The RCMP says in a news release that on Friday a Department of Lands and Forestry helicopter was used to search 20 kilometres of Nova Scotia coastline between Hillsburn and Morden, along the province's southwest shore.

The search didn't locate the missing fishermen or any debris from the Chief William Saulis, which sank early Tuesday morning with six on board.

The police release says the ground search was suspended on Friday and didn't occur on Saturday "due to weather-related safety concerns."

Police say after assessing the terrain and the tide from the air and ground, all ground searching was suspended indefinitely because conditions were determined to be unsafe.

The body of one fisherman was found Tuesday night, but the boat and the other crew members and captain have yet to be found.

Yarmouth Mayor Pam Mood said in an interview on Friday the mood in her community — where half of the crew are from — is grim and "very, very raw."

The 15-metre Chief William Saulis is owned by Yarmouth Sea Products, which said in a Thursday news release the boat had been operating out of Digby.

The owners said "an unknown event" caused the vessel to capsize as no distress call is known to have been made by radio.

The Joint Rescue Co-ordination Centre in Halifax was alerted to a problem Tuesday at 5:50 a.m. local time when it received a signal from the boat's Emergency Positioning Indicating Radio Beacon, a device that is automatically triggered when submerged.

The black box which tracks the vessel's progress was checked by the company and the firm said it was determined the dragger left the fishing ground at approximately 1 a.m. on Dec. 15. 

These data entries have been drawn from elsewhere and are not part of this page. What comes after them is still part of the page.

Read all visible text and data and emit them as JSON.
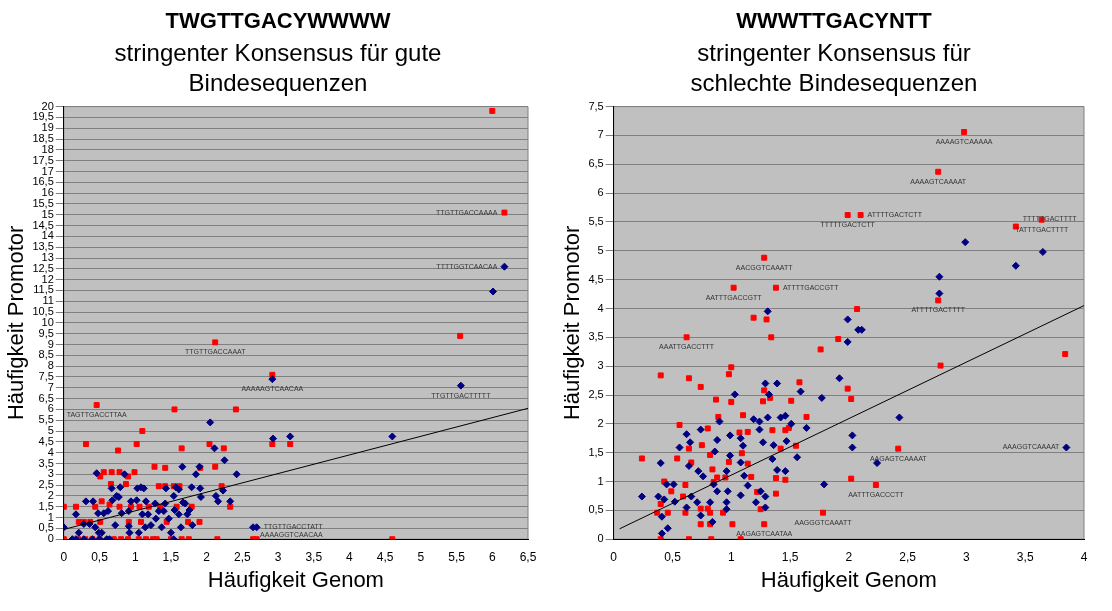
{
  "chart_data": [
    {
      "type": "scatter",
      "title": "TWGTTGACYWWWW",
      "subtitle": "stringenter Konsensus für gute Bindesequenzen",
      "xlabel": "Häufigkeit Genom",
      "ylabel": "Häufigkeit Promotor",
      "grid": "y",
      "legend": false,
      "xlim": [
        0,
        6.5
      ],
      "ylim": [
        0,
        20
      ],
      "xticks": [
        0,
        {
          "value": 0.5,
          "label": "0,5"
        },
        1,
        {
          "value": 1.5,
          "label": "1,5"
        },
        2,
        {
          "value": 2.5,
          "label": "2,5"
        },
        3,
        {
          "value": 3.5,
          "label": "3,5"
        },
        4,
        {
          "value": 4.5,
          "label": "4,5"
        },
        5,
        {
          "value": 5.5,
          "label": "5,5"
        },
        6,
        {
          "value": 6.5,
          "label": "6,5"
        }
      ],
      "yticks": [
        0,
        {
          "value": 0.5,
          "label": "0,5"
        },
        1,
        {
          "value": 1.5,
          "label": "1,5"
        },
        2,
        {
          "value": 2.5,
          "label": "2,5"
        },
        3,
        {
          "value": 3.5,
          "label": "3,5"
        },
        4,
        {
          "value": 4.5,
          "label": "4,5"
        },
        5,
        {
          "value": 5.5,
          "label": "5,5"
        },
        6,
        {
          "value": 6.5,
          "label": "6,5"
        },
        7,
        {
          "value": 7.5,
          "label": "7,5"
        },
        8,
        {
          "value": 8.5,
          "label": "8,5"
        },
        9,
        {
          "value": 9.5,
          "label": "9,5"
        },
        10,
        {
          "value": 10.5,
          "label": "10,5"
        },
        11,
        {
          "value": 11.5,
          "label": "11,5"
        },
        12,
        {
          "value": 12.5,
          "label": "12,5"
        },
        13,
        {
          "value": 13.5,
          "label": "13,5"
        },
        14,
        {
          "value": 14.5,
          "label": "14,5"
        },
        15,
        {
          "value": 15.5,
          "label": "15,5"
        },
        16,
        {
          "value": 16.5,
          "label": "16,5"
        },
        17,
        {
          "value": 17.5,
          "label": "17,5"
        },
        18,
        {
          "value": 18.5,
          "label": "18,5"
        },
        19,
        {
          "value": 19.5,
          "label": "19,5"
        },
        20
      ],
      "series": [
        {
          "type": "scatter",
          "color": "#000080",
          "marker": "diamond",
          "x": [
            0,
            0.17,
            0.21,
            0.28,
            0.31,
            0.36,
            0.41,
            0.44,
            0.46,
            0.48,
            0.49,
            0.53,
            0.56,
            0.62,
            0.67,
            0.68,
            0.72,
            0.74,
            0.77,
            0.79,
            0.81,
            0.85,
            0.91,
            0.91,
            0.92,
            0.94,
            1.02,
            1.03,
            1.05,
            1.08,
            1.1,
            1.12,
            1.14,
            1.15,
            1.18,
            1.22,
            1.28,
            1.29,
            1.33,
            1.37,
            1.4,
            1.42,
            1.43,
            1.47,
            1.5,
            1.54,
            1.55,
            1.57,
            1.61,
            1.61,
            1.64,
            1.66,
            1.67,
            1.7,
            1.73,
            1.76,
            1.79,
            1.8,
            1.85,
            1.9,
            1.91,
            1.92,
            2.05,
            2.11,
            2.13,
            2.16,
            2.23,
            2.25,
            2.33,
            2.42,
            2.65,
            2.7,
            2.92,
            2.93,
            3.17,
            4.6,
            5.56,
            6.01,
            6.17,
            0.12,
            0.17,
            0.28,
            0.4,
            0.5,
            0.6,
            0.64,
            1.54
          ],
          "values": [
            0.55,
            1.15,
            0.3,
            0.7,
            1.75,
            0.7,
            1.75,
            0.55,
            3.05,
            1.2,
            0.3,
            0.3,
            1.2,
            1.3,
            2.35,
            1.8,
            0.65,
            2,
            1.95,
            2.4,
            1.2,
            3,
            1.3,
            0.6,
            0.3,
            1.75,
            1.8,
            2.35,
            0.3,
            2.4,
            1.15,
            2.35,
            0.55,
            1.75,
            1.15,
            0.65,
            1.65,
            0.95,
            1.3,
            0.55,
            1.3,
            1.65,
            2.35,
            0.95,
            0.3,
            2,
            1.35,
            2.4,
            1.15,
            2.3,
            0.55,
            3.35,
            1.7,
            1.65,
            1.15,
            1.35,
            2.4,
            0.65,
            3,
            3.35,
            2.35,
            1.95,
            5.4,
            4.2,
            2,
            1.75,
            2.25,
            3.65,
            1.75,
            3,
            0.55,
            0.55,
            7.4,
            4.65,
            4.75,
            4.75,
            7.1,
            11.45,
            12.6,
            0,
            0,
            0,
            0,
            0,
            0,
            0,
            0
          ]
        },
        {
          "type": "scatter",
          "color": "#ff0000",
          "marker": "square",
          "x": [
            0,
            0,
            0.17,
            0.31,
            0.46,
            0.21,
            0.28,
            0.37,
            0.44,
            0.51,
            0.56,
            0.53,
            0.51,
            0.67,
            0.66,
            0.64,
            0.76,
            0.78,
            0.78,
            0.87,
            0.9,
            0.91,
            0.94,
            0.99,
            1.02,
            1.1,
            1.06,
            1.08,
            1.19,
            1.27,
            1.33,
            1.42,
            1.42,
            1.35,
            1.44,
            1.55,
            1.54,
            1.62,
            1.65,
            1.58,
            1.74,
            1.9,
            1.79,
            1.91,
            2.04,
            2.12,
            2.24,
            2.21,
            2.33,
            2.41,
            2.92,
            2.92,
            3.17,
            4.6,
            2.12,
            5.55,
            6.0,
            6.17,
            0.2,
            0.3,
            0.4,
            0.5,
            0.7,
            0.8,
            0.9,
            1.05,
            1.15,
            1.25,
            1.3,
            1.5,
            1.65,
            1.75,
            2.15,
            2.65,
            2.7
          ],
          "values": [
            1.5,
            0,
            1.5,
            4.4,
            6.2,
            0.8,
            0.8,
            0.8,
            1.5,
            2.9,
            3.1,
            1.75,
            0.8,
            3.1,
            2.55,
            1.6,
            4.1,
            3.1,
            1.5,
            2.55,
            2.9,
            0.8,
            1.5,
            3.1,
            4.4,
            5,
            1.5,
            0.8,
            1.5,
            3.35,
            2.45,
            3.3,
            2.45,
            1.5,
            0.8,
            6,
            2.45,
            2.45,
            4.2,
            1.5,
            0.8,
            0.8,
            1.5,
            3.3,
            4.4,
            3.35,
            4.2,
            2.45,
            1.5,
            6,
            4.4,
            7.6,
            4.4,
            0,
            9.1,
            9.4,
            19.8,
            15.1,
            0,
            0,
            0,
            0,
            0,
            0,
            0,
            0,
            0,
            0,
            0,
            0,
            0,
            0,
            0,
            0,
            0
          ]
        },
        {
          "type": "line",
          "color": "#000000",
          "marker": "none",
          "x": [
            0,
            6.5
          ],
          "values": [
            0.45,
            6.05
          ]
        }
      ],
      "annotations": [
        {
          "text": "TTGTTGACCAAAA",
          "x": 6.17,
          "y": 15.1
        },
        {
          "text": "TTTTGGTCAACAA",
          "x": 6.17,
          "y": 12.6
        },
        {
          "text": "TTGTTGACCAAAT",
          "x": 2.12,
          "y": 9.1
        },
        {
          "text": "AAAAAGTCAACAA",
          "x": 2.92,
          "y": 7.4
        },
        {
          "text": "TTGTTGACTTTTT",
          "x": 5.56,
          "y": 7.1
        },
        {
          "text": "TAGTTGACCTTAA",
          "x": 0.46,
          "y": 6.2
        },
        {
          "text": "TTGTTGACCTATT",
          "x": 2.7,
          "y": 0.55
        },
        {
          "text": "AAAAGGTCAACAA",
          "x": 2.65,
          "y": 0.55
        }
      ]
    },
    {
      "type": "scatter",
      "title": "WWWTTGACYNTT",
      "subtitle": "stringenter Konsensus für schlechte Bindesequenzen",
      "xlabel": "Häufigkeit Genom",
      "ylabel": "Häufigkeit Promotor",
      "grid": "y",
      "legend": false,
      "xlim": [
        0,
        4
      ],
      "ylim": [
        0,
        7.5
      ],
      "xticks": [
        0,
        {
          "value": 0.5,
          "label": "0,5"
        },
        1,
        {
          "value": 1.5,
          "label": "1,5"
        },
        2,
        {
          "value": 2.5,
          "label": "2,5"
        },
        3,
        {
          "value": 3.5,
          "label": "3,5"
        },
        4
      ],
      "yticks": [
        0,
        {
          "value": 0.5,
          "label": "0,5"
        },
        1,
        {
          "value": 1.5,
          "label": "1,5"
        },
        2,
        {
          "value": 2.5,
          "label": "2,5"
        },
        3,
        {
          "value": 3.5,
          "label": "3,5"
        },
        4,
        {
          "value": 4.5,
          "label": "4,5"
        },
        5,
        {
          "value": 5.5,
          "label": "5,5"
        },
        6,
        {
          "value": 6.5,
          "label": "6,5"
        },
        7,
        {
          "value": 7.5,
          "label": "7,5"
        }
      ],
      "series": [
        {
          "type": "scatter",
          "color": "#000080",
          "marker": "diamond",
          "x": [
            2.99,
            3.65,
            3.42,
            2.77,
            2.77,
            1.31,
            1.99,
            2.08,
            2.11,
            1.99,
            3.85,
            2.43,
            2.24,
            2.03,
            2.03,
            1.79,
            1.92,
            1.77,
            1.59,
            1.39,
            1.29,
            1.32,
            1.03,
            0.9,
            1.19,
            1.24,
            1.31,
            1.42,
            1.46,
            1.51,
            1.64,
            0.62,
            0.74,
            0.88,
            0.99,
            1.08,
            1.24,
            1.27,
            1.47,
            1.56,
            0.4,
            0.56,
            0.65,
            0.86,
            0.99,
            1.1,
            1.35,
            1.36,
            0.64,
            0.72,
            0.76,
            0.85,
            0.96,
            1.08,
            1.11,
            1.14,
            1.39,
            1.46,
            0.24,
            0.38,
            0.43,
            0.45,
            0.51,
            0.52,
            0.62,
            0.66,
            0.71,
            0.82,
            0.88,
            0.96,
            0.97,
            1.08,
            0.96,
            0.74,
            0.84,
            0.41,
            0.41,
            0.46,
            1.21,
            1.29,
            1.29,
            1.25
          ],
          "values": [
            5.15,
            4.98,
            4.74,
            4.55,
            4.26,
            3.95,
            3.81,
            3.63,
            3.63,
            3.42,
            1.59,
            2.11,
            1.32,
            1.8,
            1.59,
            0.95,
            2.79,
            2.45,
            2.56,
            2.7,
            2.7,
            2.51,
            2.51,
            2.04,
            2.08,
            2.04,
            2.11,
            2.11,
            2.14,
            2,
            1.93,
            1.82,
            1.9,
            1.72,
            1.8,
            1.75,
            1.9,
            1.68,
            1.7,
            1.42,
            1.32,
            1.59,
            1.68,
            1.52,
            1.45,
            1.62,
            1.39,
            1.63,
            1.27,
            1.18,
            1.09,
            0.95,
            1.18,
            1.33,
            1.1,
            0.93,
            1.2,
            1.18,
            0.74,
            0.74,
            0.69,
            0.95,
            0.95,
            0.65,
            0.55,
            0.74,
            0.64,
            0.64,
            0.83,
            0.64,
            0.83,
            0.76,
            0.52,
            0.41,
            0.3,
            0.39,
            0.1,
            0.19,
            0.64,
            0.74,
            0.55,
            0.83
          ]
        },
        {
          "type": "scatter",
          "color": "#ff0000",
          "marker": "square",
          "x": [
            2.98,
            2.76,
            1.99,
            2.1,
            3.42,
            3.64,
            1.28,
            1.02,
            1.38,
            2.76,
            2.07,
            1.19,
            1.3,
            0.62,
            1.34,
            1.91,
            1.76,
            3.84,
            2.78,
            0.4,
            0.64,
            0.74,
            1.58,
            1.99,
            2.02,
            1,
            0.98,
            0.87,
            1,
            1.27,
            1.28,
            1.33,
            1.51,
            0.89,
            1.1,
            1.64,
            0.56,
            0.8,
            1.07,
            1.14,
            1.35,
            1.46,
            0.75,
            0.64,
            0.82,
            1.09,
            0.24,
            0.54,
            0.66,
            0.98,
            1.14,
            0.84,
            0.88,
            1.17,
            1.38,
            1.46,
            1.38,
            1.55,
            1.42,
            1.49,
            2.02,
            2.23,
            2.42,
            1.78,
            1.28,
            0.43,
            0.49,
            0.61,
            0.59,
            0.74,
            0.8,
            0.4,
            0.37,
            0.46,
            0.61,
            0.82,
            0.93,
            1.25,
            0.74,
            0.82,
            1.01,
            0.4,
            0.64,
            0.83,
            1.08,
            0.95,
            0.85,
            1.22
          ],
          "values": [
            7.06,
            6.37,
            5.62,
            5.62,
            5.42,
            5.54,
            4.88,
            4.36,
            4.36,
            4.14,
            3.99,
            3.84,
            3.81,
            3.5,
            3.5,
            3.47,
            3.29,
            3.21,
            3.01,
            2.84,
            2.79,
            2.64,
            2.72,
            2.61,
            2.43,
            2.98,
            2.86,
            2.42,
            2.38,
            2.39,
            2.58,
            2.45,
            2.4,
            2.12,
            2.15,
            2.12,
            1.98,
            1.92,
            1.85,
            1.86,
            1.89,
            1.89,
            1.63,
            1.57,
            1.46,
            1.49,
            1.4,
            1.4,
            1.33,
            1.34,
            1.31,
            1.21,
            1.07,
            1.08,
            1.06,
            1.03,
            0.79,
            1.62,
            1.57,
            1.93,
            1.05,
            0.94,
            1.57,
            0.46,
            0.26,
            1,
            0.83,
            0.94,
            0.74,
            0.53,
            0.53,
            0.61,
            0.46,
            0.46,
            0.46,
            0.46,
            0.46,
            0.52,
            0.26,
            0.26,
            0.26,
            0,
            0,
            0,
            0,
            1.07,
            0.99,
            0.82
          ]
        },
        {
          "type": "line",
          "color": "#000000",
          "marker": "none",
          "x": [
            0.05,
            4
          ],
          "values": [
            0.18,
            4.05
          ]
        }
      ],
      "annotations": [
        {
          "text": "AAAAGTCAAAAA",
          "x": 2.98,
          "y": 7.06
        },
        {
          "text": "AAAAGTCAAAAT",
          "x": 2.76,
          "y": 6.37
        },
        {
          "text": "TTTTTGACTCTT",
          "x": 1.99,
          "y": 5.62
        },
        {
          "text": "ATTTTGACTCTT",
          "x": 2.1,
          "y": 5.62
        },
        {
          "text": "TATTTGACTTTT",
          "x": 3.64,
          "y": 5.54
        },
        {
          "text": "TTTTTGACTTTT",
          "x": 3.42,
          "y": 5.42
        },
        {
          "text": "AACGGTCAAATT",
          "x": 1.28,
          "y": 4.88
        },
        {
          "text": "AATTTGACCGTT",
          "x": 1.02,
          "y": 4.36
        },
        {
          "text": "ATTTTGACCGTT",
          "x": 1.38,
          "y": 4.36
        },
        {
          "text": "ATTTTGACTTTT",
          "x": 2.76,
          "y": 4.14
        },
        {
          "text": "AAATTGACCTTT",
          "x": 0.62,
          "y": 3.5
        },
        {
          "text": "AAAGGTCAAAAT",
          "x": 3.85,
          "y": 1.59
        },
        {
          "text": "AAGAGTCAAAAT",
          "x": 2.42,
          "y": 1.57
        },
        {
          "text": "AATTTGACCCTT",
          "x": 2.23,
          "y": 0.94
        },
        {
          "text": "AAGGGTCAAATT",
          "x": 1.78,
          "y": 0.46
        },
        {
          "text": "AAGAGTCAATAA",
          "x": 1.28,
          "y": 0.26
        }
      ]
    }
  ]
}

The company says that on Monday, the forecast indicated that the weather would deteriorate later in the day and into Tuesday and that as a result, vessels departed the fishing grounds in the bay and were heading back to Digby.

The Transportation Safety Board has sent a team to determine what level of inquiry will be carried out.

The men aboard the missing boat were Aaron Cogswell, Leonard Gabriel, Daniel Forbes, Michael Drake, Eugene Francis and the boat's captain, Charles Roberts.

Drake's younger sister, Raelene Carroll, has said in an interview it was her brother whose body was recovered Tuesday. 

Drake, 48, was from Fortune, N.L., on the province's Burin Peninsula, and Carroll said the family was in the process of having his body sent home from Nova Scotia.